Papa Zeline ikut kaget, dengan Mamanya yang sudah pasrah sebab kelelahan menangis. Sudah dua jam sejak dokter membawa Zeline ke ruangan itu, tapi belum juga ada kabar dan Adena kembali disalahkan dengan keadaan ini. Merasa menyesal sebab yang ada di sana bukan dirinya, tapi seseorang yang begitu berharga untuk orang-orang seperti Zeline. Kenapa tidak aku saja, ya? Adena bertanya dalam benak, mengabaikan bagaimana Ray yang terus melontarkan pertanyaan kepadanya dengan tatapan tajam.

Pintu terbuka, dokter dengan keringat bercucuran itu keluar dengan wajah yang sulit untuk di baca. Semua orang langsung berdiri, menghampiri dokter tadi dengan perasaan harap-harap cemas. Adena ikut berdiri, berharap lagi agar dokter memberikan kabar baik. Dan benar, senyum lembut yang hadir dari wajah dokter itu menjadi jawaban dari semua rasa khawatir. Adena menghela napas, begitupun ketiga orang tadi.

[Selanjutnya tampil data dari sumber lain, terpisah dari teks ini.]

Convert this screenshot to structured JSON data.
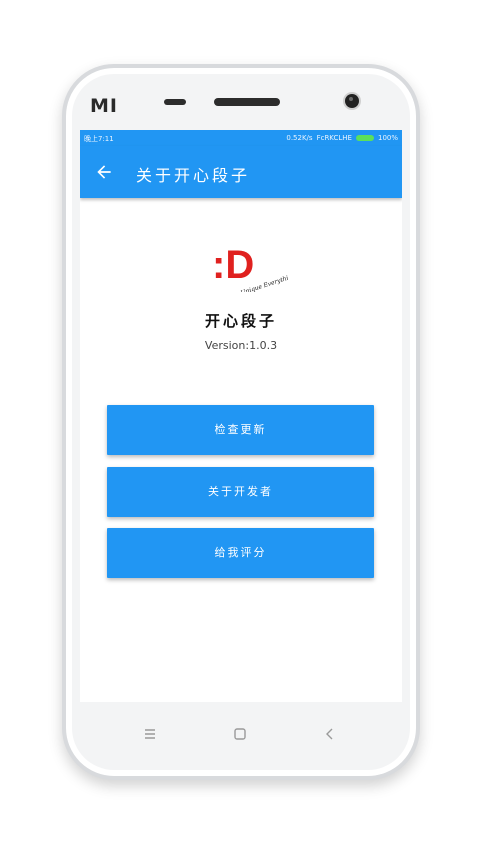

"Anak Anda sudah baik-baik saja, beruntung temannya ini langsung menghubungi ambulans. Kalau tidak, kita tidak tahu apa yang akan terjadi padanya. Kalau begitu, saya permisi."

Semua orang menangis terharu, tak terkecuali dengan Ray yang buru-buru membuka pintu guna melihat kondisi Zeline yang sudah baik-baik saja. Sementara Adena tetap di luar, memperhatikan dengan tatapan sendu dan senyum kecut. Apakah kalau itu aku, kamu bakalan sekhawatir ini Ray? Lantas setelahnya, cewek itu pergi untuk menghindari rasa sakit lain yang siap mendatanginya.